Otegha Uwagba interview: talking careers with the founder of Women Who
Culture Whisper meets the founder of Women Who, author of The Little Black Book and host of new podcast In Good Company
Culture Whisper: Can you tell us a little bit about your company Women Who?
Otegha Uwagba: I launched Women Who about two years ago as a networking platform, primarily for those who work in the creative industries. I wanted to connect and support working women, especially those who are self-employed.
CW: What inspired you to go into the field of career advice specifically?
OU: The internet and social media have really changed the way we’re approaching making a living. I found myself speaking to lots of women who felt the traditional career models weren’t right for their ambitions, and found myself in that boat too. Women Who felt like a logical response to that.
CW: You were already a writer and brand consultant before you launched your own company. How do you feel those areas have informed your business?
OU: I started my career at an advertising agency and I didn't realise at the time how much I'd use those skills in what I'm doing now. Having an understanding of branding, marketing and packaging up a brand – especially your own – is so important. I use my brand skills on a daily basis, while knowing how to write web copy was so useful when I came to make the website for Women Who.
CW: You’ve made it onto the 2018 Forbes 30 under 30 list. How did that feel?
OU: [laughs] It was a really nice surprise.
CW: What made you decide to set up your podcast In Good Company?
OU: The podcast came about because I wanted to share what I do to help women on a wider scale. Audio is such a great medium to convey information. You can listen to podcasts all over the world, which means you don't have to be able to make a London-based event to access the resources provided. Unlike written interviews, podcasts are a chance to hear people’s voices and thoughts unfiltered.
CW: Is the experience of actually running the podcast what you expected?
OU: I was quite well-prepared. I'd listened to so many podcasts and done lots of research around the practical side of things, so from that point of view there weren't any surprises. The biggest (and best) surprise was how warm and receptive listeners were to it. I’m also learning as I go; I’ve found 45 minutes to an hour feels about right for covering a topic and hearing what my guests have to say.
CW: What have you enjoyed most so far about hosting it?
OU: I really enjoy the process of being in the booth and chatting to my guests. The rest of it is more practical – the research, editing and backend side of things. I also love getting to set the agenda and having control over what questions I ask, rather than relying on a moderator. I’m always genuinely interested in hearing my guests’ answers and hope the listeners are too. The whole experience of hosting In Good Company feels like reconnecting with what I've been trying to do with Women Who: offering advice to successful women that’s both accessible and adaptable to their day-to-day lives.

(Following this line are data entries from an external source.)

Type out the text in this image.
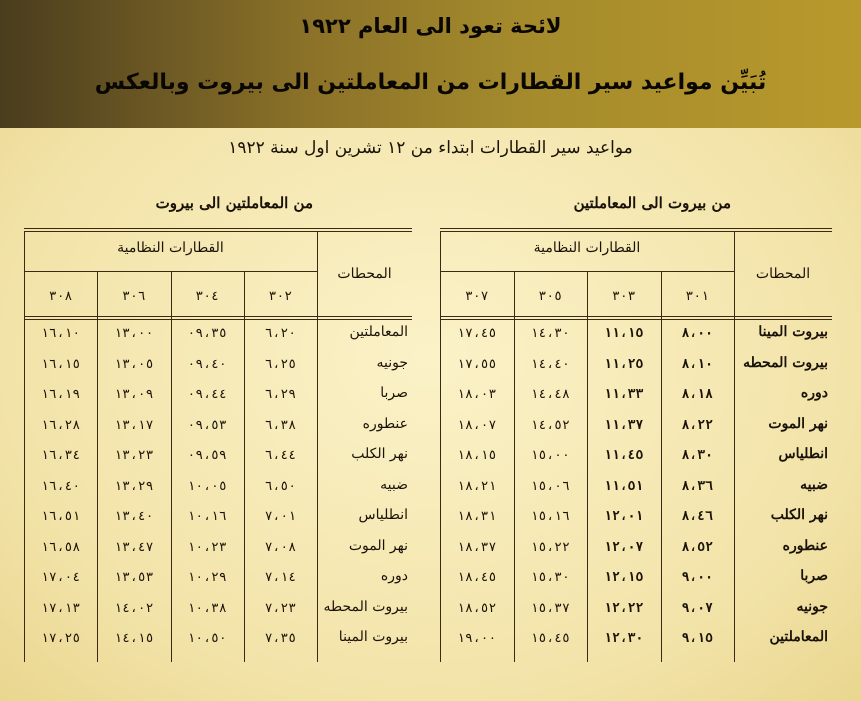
لائحة تعود الى العام ١٩٢٢
تُبَيِّن مواعيد سير القطارات من المعاملتين الى بيروت وبالعكس
مواعيد سير القطارات ابتداء من ١٢ تشرين اول سنة ١٩٢٢
من بيروت الى المعاملتين
من المعاملتين الى بيروت
المحطات
القطارات النظامية
٣٠١
٣٠٣
٣٠٥
٣٠٧
بيروت المينا
٨،٠٠
١١،١٥
١٤،٣٠
١٧،٤٥
بيروت المحطه
٨،١٠
١١،٢٥
١٤،٤٠
١٧،٥٥
دوره
٨،١٨
١١،٣٣
١٤،٤٨
١٨،٠٣
نهر الموت
٨،٢٢
١١،٣٧
١٤،٥٢
١٨،٠٧
انطلياس
٨،٣٠
١١،٤٥
١٥،٠٠
١٨،١٥
ضبيه
٨،٣٦
١١،٥١
١٥،٠٦
١٨،٢١
نهر الكلب
٨،٤٦
١٢،٠١
١٥،١٦
١٨،٣١
عنطوره
٨،٥٢
١٢،٠٧
١٥،٢٢
١٨،٣٧
صربا
٩،٠٠
١٢،١٥
١٥،٣٠
١٨،٤٥
جونيه
٩،٠٧
١٢،٢٢
١٥،٣٧
١٨،٥٢
المعاملتين
٩،١٥
١٢،٣٠
١٥،٤٥
١٩،٠٠
المحطات
القطارات النظامية
٣٠٢
٣٠٤
٣٠٦
٣٠٨
المعاملتين
٦،٢٠
٠٩،٣٥
١٣،٠٠
١٦،١٠
جونيه
٦،٢٥
٠٩،٤٠
١٣،٠٥
١٦،١٥
صربا
٦،٢٩
٠٩،٤٤
١٣،٠٩
١٦،١٩
عنطوره
٦،٣٨
٠٩،٥٣
١٣،١٧
١٦،٢٨
نهر الكلب
٦،٤٤
٠٩،٥٩
١٣،٢٣
١٦،٣٤
ضبيه
٦،٥٠
١٠،٠٥
١٣،٢٩
١٦،٤٠
انطلياس
٧،٠١
١٠،١٦
١٣،٤٠
١٦،٥١
نهر الموت
٧،٠٨
١٠،٢٣
١٣،٤٧
١٦،٥٨
دوره
٧،١٤
١٠،٢٩
١٣،٥٣
١٧،٠٤
بيروت المحطه
٧،٢٣
١٠،٣٨
١٤،٠٢
١٧،١٣
بيروت المينا
٧،٣٥
١٠،٥٠
١٤،١٥
١٧،٢٥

CW: Have there been any struggles or hiccups along the way with it along the way?
OU: I was putting a lot of pressure on myself for the first few episodes to sound and come across a certain way. Since I’ve relaxed into it, I’ve definitely started enjoying the creative process more. Now running the podcast is one of the most enjoyable parts to what I do – which can only be a good thing.
CW: What do you hope listeners are taking away from In Good Company?
OU: Without wanting to sound too cheesy, I hope they listen and feel inspired to go out there and make their ideas happen. The thing that all the women I interview have in common is that they've done just that; they’re ordinary women with great ideas. I hope it makes my listeners realise that if you have a great idea, you work hard and you're nice to people, you can get quite far.
CW: Tell us about The Little Black Book. What inspired you to write it?
OU: The book came about as a way of launching Women Who. So the two went very much hand-in-hand. When I looked at the career books already on the market, didn't feel there was one that really spoke to me. I found reading career guides like sifting through someone else's life experiences, while trying to locate the little bits of wisdom so you can apply them to your own situation. There's nothing wrong with writing a book like that, but I knew that's not what I wanted to do. That's also why my book is quite short; I wanted it to be snappy, digestible and practical.
CW: It became a Sunday Times best-seller, which speaks for the demand for it. How did that feel?
OU: I didn't see that coming at all, but I’m very pleased. I found out via a text from my editor; it was amazing.
Where do you like to go for coffee?
I love an independent coffee shop called Brooks & Gao in Streatham. It does the most incredible banana bread topped with tahini and honey.
I love the King’s Cross branch of Caravan for a casual dinner. Although I’ve never forgiven them for taking their pina coladas with burnt thyme off the menu. I also love restaurants where I can sit at the bar, like Ducksoup in Soho.
Bar Story in Peckham. I grew up in south London and it’s where I always used to go in the summer holidays with my uni friends.
I used to run religiously in Victoria Park when I lived near there. Now everything around me is pedestrianised and I don't like running on the roads, so I’m not doing as much as I used to!
What are you favourite beauty brands?
I love NARS and Bobbi Brown for make-up.
And finally, to relax?
Eating out is one of my favourite chill-out activities. I also love a walk along the Southbank and going to galleries when there’s an interesting exhibition on.